The grass skippers are almost gone. The ones that are left love this red and yellow lantana that is scheduled to be moved, either when it stops blooming, or in late January. Got to move it before spring which will happen the middle of February so the neighboring rose bush can get its space back.

Paper whites usually start blooming in December. However, this is currently the only blooming one in the yard. Its relatives are all still in bud.


Blue mist flower has volunteered everywhere, much to the delight of the monarchs, queens and other butterflies. This is the last blooming  mist plant in the yard. I'm busy cutting the seed heads back on the others to neaten up the garden.


The flowers of the abutilon bush (really a small tree) look like lanterns when they are back-lit.



The pansys that Zootie and I hauled home in a wagon after my car ended up in the shop on pick-up day are growing well and making faces.



And we are still getting a few eggplants - these are ready to harvest and will make a meal for two. The tomatoes are starting to color up. We have to pick them almost green or the squirrels feast on them. So far we have only parsley, dill, and cillantro growing but I hope to get several kinds of lettuce, mustard, spinich, Swiss chard, and bitter greens growing soon.

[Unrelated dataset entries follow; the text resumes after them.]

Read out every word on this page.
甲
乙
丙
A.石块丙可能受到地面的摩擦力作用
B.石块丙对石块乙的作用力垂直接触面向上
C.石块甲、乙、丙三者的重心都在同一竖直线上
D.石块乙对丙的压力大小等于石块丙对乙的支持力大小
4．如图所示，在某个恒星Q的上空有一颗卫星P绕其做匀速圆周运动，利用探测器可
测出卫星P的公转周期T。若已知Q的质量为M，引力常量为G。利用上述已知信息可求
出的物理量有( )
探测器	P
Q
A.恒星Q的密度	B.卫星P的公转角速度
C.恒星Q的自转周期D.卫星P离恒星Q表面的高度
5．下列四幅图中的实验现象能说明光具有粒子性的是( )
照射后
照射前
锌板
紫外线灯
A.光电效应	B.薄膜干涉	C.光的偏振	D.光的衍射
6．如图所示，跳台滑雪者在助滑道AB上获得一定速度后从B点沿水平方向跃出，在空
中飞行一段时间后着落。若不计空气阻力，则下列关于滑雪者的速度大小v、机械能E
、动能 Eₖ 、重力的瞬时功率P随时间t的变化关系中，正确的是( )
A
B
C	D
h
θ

Before I knew it, an hour of fun was done and I was behind on gardening and getting my stuff packed up for 4 days of birding and paddling. I'll be doing the Bolivar Christmas Count, in the portion that is Anahuac NWR, on Thursday. AND I had had a previous  thirty minutes of fun, walking on the beach with Natalie and two dogs, watching the sunrise, and enjoying the shore birds and sounds of the waves. So I was well gifted with all these little stocking stuffers.